Second, part 2 of the Act makes it possible to limit who may solicit. Section 12 (1) states that “no charitable organization may make a solicitation to an individual unless the charitable organization is registered”. Section 12 (3) limits the application of this regulation to organizations which raise $10,000 or more, and section 13 prohibits unregistered organizations from using professional fund raisers. The provisions on registration lay out the grounds on which the Minister may refuse a registration. These include prior convictions of the organization’s principals, such that “in the Minister’s opinion…the person convicted is unsuitable to deal with contributions or make solicitations”. Other grounds for refusing registration are laid out. Essentially the Act provides that if the Minister believes with good reason that an organization is controlled by a person or persons who is or are “unsuitable to deal with contributions” or “will contravene the Act” registration may be refused. If registration is refused, the parties concerned have the right to be notified of why and may make representations concerning the refusal. A further set of provisions establishes a licensing scheme for “professional fund raisers”, one that is essentially the same as the registration scheme for charitable organizations discussed above.
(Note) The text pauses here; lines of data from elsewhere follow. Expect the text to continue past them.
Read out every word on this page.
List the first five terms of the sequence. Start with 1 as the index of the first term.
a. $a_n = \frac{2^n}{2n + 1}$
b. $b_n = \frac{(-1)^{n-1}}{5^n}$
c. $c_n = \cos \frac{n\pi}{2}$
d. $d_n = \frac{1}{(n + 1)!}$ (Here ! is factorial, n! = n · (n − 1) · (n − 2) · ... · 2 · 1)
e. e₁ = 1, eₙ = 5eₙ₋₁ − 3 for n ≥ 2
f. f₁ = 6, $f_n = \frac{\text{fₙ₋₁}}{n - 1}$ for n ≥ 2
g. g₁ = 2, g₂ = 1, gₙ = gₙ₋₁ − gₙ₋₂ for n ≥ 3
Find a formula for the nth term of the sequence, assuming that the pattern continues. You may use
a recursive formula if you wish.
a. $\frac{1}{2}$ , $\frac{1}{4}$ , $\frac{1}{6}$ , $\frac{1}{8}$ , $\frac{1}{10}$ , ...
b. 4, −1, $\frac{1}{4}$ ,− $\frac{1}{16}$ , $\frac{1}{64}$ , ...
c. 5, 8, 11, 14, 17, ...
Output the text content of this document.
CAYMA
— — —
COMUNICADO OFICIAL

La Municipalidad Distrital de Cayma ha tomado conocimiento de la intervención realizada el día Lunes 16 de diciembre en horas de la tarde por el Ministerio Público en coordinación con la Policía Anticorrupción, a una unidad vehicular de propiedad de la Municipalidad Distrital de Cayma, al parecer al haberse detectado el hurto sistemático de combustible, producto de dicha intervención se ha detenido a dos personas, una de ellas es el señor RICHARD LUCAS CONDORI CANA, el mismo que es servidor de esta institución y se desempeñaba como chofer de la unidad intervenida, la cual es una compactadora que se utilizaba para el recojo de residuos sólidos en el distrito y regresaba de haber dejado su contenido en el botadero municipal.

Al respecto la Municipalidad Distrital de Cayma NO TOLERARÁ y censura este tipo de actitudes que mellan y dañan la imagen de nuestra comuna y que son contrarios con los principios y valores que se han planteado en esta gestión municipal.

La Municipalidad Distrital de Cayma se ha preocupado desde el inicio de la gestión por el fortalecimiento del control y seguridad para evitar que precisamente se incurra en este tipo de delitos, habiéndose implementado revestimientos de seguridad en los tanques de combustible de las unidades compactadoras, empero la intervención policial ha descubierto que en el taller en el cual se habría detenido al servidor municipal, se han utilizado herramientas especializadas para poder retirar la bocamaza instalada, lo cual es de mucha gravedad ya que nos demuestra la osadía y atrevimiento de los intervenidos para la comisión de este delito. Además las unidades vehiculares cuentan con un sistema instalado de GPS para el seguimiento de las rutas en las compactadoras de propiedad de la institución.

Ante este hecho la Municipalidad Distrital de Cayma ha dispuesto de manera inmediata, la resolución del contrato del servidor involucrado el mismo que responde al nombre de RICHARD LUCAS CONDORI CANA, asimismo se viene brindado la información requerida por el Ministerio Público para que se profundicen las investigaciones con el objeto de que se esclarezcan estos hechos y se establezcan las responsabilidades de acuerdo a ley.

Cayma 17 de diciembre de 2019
These registration and licensing provisions are the key changes from the old law. The prior statute was found unconstitutional, not because regulating solicitations was wrong, but because the statute was overbroad-it applied to everybody, large and small, it required approval for every campaign and, most importantly, it gave a nearly total and unprincipled discretion to government to refuse permission. The Charitable Fund-Raising Act turns this around; everybody has a “right” to be registered or licensed, as the case may be, and the Minister must justify refusals. The admirable principle of regulating the ways in which the charitable sector raises money from the public is retained, the unconstitutional aspects of the way in which this was to be done have, in my view, been removed.
1. These benefits, and the relationship between the Cultural Property Export and Import Act and the Income Tax Act, are described in H. Erlichman, “Case Comment: Profitable Donations-What Price Culture” (1992), 11 Philanthrop. No.2, pp. 3-8.